Nous ne pouvons pas comprendre la Pâque de Jésus sans d’abord approfondir le sens de la Pâque juive. Il faut bien se rappeler que le repas pascal, pour les hébreux, s’enracinait dans une ancienne coutume, celle des Sémites nomades qui, au moment de partir pour les pâturages d’été, lors de la pleine lune au printemps, célébraient une fête bien particulière. Pendant cette fête, qui avait lieu la nuit, on ne pouvait pas faire lever le pain, et il y avait seulement quelques herbes amères dans le désert. Ce nouveau départ que constituait la transhumance était risqué, car la route était dangereuse. On immolait donc un agneau, et on répandait le sang de cet animal sur les piquets des tentes, afin de conjurer le sort. Ensuite, les Hébreux ont continué de célébrer cette coutume avec les deux rites des pains sans levain ou azymes, et l’immolation de l’agneau pascal.

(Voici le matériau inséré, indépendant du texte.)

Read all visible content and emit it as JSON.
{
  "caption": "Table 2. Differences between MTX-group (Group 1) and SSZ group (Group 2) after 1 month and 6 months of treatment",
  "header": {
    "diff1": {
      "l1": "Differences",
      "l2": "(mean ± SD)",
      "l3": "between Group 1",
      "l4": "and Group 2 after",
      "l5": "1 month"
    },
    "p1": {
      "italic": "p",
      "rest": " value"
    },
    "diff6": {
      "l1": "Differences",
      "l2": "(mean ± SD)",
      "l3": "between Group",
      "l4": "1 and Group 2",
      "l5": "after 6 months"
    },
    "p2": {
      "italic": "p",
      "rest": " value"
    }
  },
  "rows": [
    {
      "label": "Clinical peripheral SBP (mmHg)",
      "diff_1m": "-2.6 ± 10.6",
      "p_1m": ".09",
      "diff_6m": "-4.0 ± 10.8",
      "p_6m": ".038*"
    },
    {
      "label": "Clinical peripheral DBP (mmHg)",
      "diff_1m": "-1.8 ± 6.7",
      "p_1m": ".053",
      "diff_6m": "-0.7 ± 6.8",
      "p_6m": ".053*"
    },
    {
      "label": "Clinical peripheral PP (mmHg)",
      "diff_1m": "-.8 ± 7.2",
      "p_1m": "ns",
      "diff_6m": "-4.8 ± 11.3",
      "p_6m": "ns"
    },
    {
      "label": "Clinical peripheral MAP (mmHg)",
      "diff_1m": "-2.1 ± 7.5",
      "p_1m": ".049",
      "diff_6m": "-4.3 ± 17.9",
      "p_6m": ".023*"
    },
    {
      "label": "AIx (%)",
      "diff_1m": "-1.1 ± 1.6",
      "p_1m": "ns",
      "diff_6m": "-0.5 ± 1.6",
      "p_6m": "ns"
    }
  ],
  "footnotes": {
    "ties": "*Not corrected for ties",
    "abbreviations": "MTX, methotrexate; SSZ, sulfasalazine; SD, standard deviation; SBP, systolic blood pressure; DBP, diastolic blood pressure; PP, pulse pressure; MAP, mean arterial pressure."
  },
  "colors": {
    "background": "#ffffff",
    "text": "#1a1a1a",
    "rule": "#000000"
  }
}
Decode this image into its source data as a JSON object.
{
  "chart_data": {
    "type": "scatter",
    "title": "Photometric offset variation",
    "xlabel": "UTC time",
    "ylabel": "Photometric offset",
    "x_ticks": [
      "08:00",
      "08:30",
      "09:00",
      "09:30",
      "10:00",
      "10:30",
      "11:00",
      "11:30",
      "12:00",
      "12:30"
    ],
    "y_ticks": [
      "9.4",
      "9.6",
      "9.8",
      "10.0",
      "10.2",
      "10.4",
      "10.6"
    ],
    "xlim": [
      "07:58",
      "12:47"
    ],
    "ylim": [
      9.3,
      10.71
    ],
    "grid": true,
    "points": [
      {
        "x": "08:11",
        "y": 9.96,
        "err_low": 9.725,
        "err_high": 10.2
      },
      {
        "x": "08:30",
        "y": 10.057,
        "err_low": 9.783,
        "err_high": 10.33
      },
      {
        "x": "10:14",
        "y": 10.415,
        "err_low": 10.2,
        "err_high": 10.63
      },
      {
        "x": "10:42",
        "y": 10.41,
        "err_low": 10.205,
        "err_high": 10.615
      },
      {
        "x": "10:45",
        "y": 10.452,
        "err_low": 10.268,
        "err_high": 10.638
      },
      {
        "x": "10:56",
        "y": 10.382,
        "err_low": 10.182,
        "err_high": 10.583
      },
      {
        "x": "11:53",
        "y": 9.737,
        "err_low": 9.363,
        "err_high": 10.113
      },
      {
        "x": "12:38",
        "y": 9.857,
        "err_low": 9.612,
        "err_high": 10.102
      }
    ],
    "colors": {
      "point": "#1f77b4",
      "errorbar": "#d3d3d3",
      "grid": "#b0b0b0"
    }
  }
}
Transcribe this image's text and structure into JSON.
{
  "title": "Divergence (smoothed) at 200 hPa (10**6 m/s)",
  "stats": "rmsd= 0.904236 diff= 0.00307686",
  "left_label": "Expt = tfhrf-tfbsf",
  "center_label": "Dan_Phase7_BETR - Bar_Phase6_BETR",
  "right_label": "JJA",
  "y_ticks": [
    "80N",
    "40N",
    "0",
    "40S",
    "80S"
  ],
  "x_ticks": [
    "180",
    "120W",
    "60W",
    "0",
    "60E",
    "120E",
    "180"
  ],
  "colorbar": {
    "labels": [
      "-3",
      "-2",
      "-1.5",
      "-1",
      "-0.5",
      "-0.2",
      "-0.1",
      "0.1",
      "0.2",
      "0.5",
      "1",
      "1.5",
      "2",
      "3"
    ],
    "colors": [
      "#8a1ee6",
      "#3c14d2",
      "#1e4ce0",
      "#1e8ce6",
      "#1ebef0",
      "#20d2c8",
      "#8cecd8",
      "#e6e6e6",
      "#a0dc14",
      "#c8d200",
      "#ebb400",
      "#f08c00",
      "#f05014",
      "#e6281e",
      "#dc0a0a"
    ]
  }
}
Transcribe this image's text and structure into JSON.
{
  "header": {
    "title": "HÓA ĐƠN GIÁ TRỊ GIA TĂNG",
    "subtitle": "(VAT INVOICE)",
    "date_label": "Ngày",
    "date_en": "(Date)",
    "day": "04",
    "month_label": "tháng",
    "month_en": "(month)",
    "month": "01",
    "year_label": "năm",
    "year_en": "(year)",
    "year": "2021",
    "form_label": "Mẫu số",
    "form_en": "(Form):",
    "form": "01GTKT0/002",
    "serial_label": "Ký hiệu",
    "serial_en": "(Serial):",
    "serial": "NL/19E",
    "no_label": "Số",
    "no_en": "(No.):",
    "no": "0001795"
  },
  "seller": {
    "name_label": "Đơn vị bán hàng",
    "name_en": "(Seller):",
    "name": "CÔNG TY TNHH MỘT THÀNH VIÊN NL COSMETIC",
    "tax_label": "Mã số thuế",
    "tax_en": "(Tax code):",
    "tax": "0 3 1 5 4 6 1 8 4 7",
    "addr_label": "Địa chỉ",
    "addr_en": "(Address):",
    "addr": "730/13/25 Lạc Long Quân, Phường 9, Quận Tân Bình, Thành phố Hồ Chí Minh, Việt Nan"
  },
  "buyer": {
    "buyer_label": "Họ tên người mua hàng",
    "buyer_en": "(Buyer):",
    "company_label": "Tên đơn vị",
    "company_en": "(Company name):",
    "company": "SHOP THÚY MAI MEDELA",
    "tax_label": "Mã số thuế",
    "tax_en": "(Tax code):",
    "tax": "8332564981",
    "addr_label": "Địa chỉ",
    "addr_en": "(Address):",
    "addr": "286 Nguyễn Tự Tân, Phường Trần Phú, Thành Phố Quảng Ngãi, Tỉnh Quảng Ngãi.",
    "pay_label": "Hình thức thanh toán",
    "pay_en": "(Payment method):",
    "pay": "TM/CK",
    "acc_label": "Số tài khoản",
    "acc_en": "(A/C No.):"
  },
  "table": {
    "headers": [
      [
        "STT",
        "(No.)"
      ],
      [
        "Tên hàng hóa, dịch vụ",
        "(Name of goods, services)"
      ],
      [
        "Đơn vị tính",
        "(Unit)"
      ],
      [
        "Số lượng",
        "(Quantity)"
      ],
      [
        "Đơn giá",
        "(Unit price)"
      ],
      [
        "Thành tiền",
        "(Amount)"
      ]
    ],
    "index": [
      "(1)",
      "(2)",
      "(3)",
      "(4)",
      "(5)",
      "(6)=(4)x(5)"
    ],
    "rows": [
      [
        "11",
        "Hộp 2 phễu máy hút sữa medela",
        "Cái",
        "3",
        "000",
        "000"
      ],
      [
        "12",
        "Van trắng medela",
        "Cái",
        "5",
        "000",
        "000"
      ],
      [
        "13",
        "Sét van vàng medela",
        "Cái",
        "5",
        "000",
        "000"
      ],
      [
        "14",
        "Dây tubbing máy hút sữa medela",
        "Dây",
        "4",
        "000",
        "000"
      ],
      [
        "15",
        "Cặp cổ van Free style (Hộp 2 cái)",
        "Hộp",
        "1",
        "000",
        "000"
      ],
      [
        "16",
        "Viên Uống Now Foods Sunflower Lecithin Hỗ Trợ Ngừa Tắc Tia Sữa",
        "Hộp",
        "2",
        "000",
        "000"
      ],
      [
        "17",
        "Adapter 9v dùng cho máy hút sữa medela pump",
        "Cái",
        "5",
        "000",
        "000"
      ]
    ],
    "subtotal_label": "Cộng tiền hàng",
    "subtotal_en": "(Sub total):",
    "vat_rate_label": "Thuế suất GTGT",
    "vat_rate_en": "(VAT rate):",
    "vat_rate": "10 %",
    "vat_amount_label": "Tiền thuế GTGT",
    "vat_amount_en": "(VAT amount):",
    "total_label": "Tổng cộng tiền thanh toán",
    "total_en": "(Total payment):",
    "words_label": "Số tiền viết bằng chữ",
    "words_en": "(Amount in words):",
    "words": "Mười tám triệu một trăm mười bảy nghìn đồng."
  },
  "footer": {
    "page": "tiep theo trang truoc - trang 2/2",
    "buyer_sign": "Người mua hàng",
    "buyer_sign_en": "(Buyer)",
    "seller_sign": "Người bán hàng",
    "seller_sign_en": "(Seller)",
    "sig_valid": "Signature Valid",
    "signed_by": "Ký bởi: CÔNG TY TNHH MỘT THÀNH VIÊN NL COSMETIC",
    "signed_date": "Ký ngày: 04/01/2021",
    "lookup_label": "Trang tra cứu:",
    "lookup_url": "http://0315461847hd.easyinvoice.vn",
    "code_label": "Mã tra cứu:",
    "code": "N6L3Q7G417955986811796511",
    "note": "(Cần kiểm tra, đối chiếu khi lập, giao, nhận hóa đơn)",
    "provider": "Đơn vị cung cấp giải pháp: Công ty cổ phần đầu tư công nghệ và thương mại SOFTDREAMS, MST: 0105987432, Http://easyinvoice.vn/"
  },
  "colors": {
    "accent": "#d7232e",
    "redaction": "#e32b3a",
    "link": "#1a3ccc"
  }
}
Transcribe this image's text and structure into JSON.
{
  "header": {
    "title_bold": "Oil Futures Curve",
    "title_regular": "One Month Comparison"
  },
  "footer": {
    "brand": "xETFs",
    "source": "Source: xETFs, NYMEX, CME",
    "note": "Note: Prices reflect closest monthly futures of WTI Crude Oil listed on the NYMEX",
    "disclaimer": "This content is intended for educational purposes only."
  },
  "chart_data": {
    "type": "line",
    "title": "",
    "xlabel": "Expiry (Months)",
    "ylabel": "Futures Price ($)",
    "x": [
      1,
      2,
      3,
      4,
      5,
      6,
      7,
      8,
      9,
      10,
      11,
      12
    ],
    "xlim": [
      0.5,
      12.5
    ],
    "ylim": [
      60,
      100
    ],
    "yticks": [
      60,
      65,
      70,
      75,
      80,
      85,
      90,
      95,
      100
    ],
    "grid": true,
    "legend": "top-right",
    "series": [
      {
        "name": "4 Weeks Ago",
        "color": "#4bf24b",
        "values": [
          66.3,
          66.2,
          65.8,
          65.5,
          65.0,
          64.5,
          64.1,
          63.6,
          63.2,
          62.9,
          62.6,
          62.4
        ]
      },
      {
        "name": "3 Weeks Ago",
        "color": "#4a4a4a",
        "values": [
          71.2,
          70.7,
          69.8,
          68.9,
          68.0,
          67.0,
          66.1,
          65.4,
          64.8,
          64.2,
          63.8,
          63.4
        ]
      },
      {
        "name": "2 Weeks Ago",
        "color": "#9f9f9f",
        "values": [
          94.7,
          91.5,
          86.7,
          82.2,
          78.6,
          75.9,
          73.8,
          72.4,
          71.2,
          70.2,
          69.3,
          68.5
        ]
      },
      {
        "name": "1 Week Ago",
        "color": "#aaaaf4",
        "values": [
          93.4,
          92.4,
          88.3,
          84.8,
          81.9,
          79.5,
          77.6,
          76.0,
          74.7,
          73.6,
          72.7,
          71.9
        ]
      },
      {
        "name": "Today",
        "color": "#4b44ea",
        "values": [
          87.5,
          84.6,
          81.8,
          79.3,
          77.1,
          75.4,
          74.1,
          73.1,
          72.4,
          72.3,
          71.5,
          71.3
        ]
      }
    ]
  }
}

Cela nous montre que la Pâque est un chemin, un itinéraire dans le désert, au cœur de la nuit. Il faut faire vite, se dépêcher, manger en hâte car le moment est difficile, risqué. Ce que tu as à faire, fais-le vite, dit Jésus à Judas qui le livre. (…) Quand Judas  eut pris la bouchée, il sortit aussitôt ; il faisait nuit (Jn 13 ; 27, 30). Nous en faisons l’expérience quand nous nous retrouvons dans la nuit, quelle qu’elle soit : ce n’est pas agréable, car nous n’y voyons rien. Difficile de s’attarder dans ce contexte hostile, quand on sait que notre vie est fragilisée, menacée. Peu après ces versets, le Christ dit aux autres disciples : Vous me chercherez (…) Là où je m’en vais, vous ne pouvez pas y aller (v.33). Effectivement, avec Pierre, nous ne comprenons pas encore ce que Jésus fait. Pourquoi lui, le Maître lave-t-il les pieds de ses disciples, c’est le monde à l’envers ! Il faut nous laisser faire par lui, toujours. Le Christ connaît le chemin qui passe à travers la nuit de la foi. Il est lui-même ce Chemin, sentier étroit qui mène à la Vie, difficile passage par l’obscurité de l’amour oblatif et désintéressé qu’est la charité. Maintenant, nous allons reproduire ce geste du lavement des pieds entre nous. Si nous ne saisissons pas vraiment la portée de celui-ci, c’est peut-être parce que nos yeux ne sont pas encore accoutumés à avancer dans l’obscurité. Que la lumière du Christ soit notre lampe dans la nuit. Amen.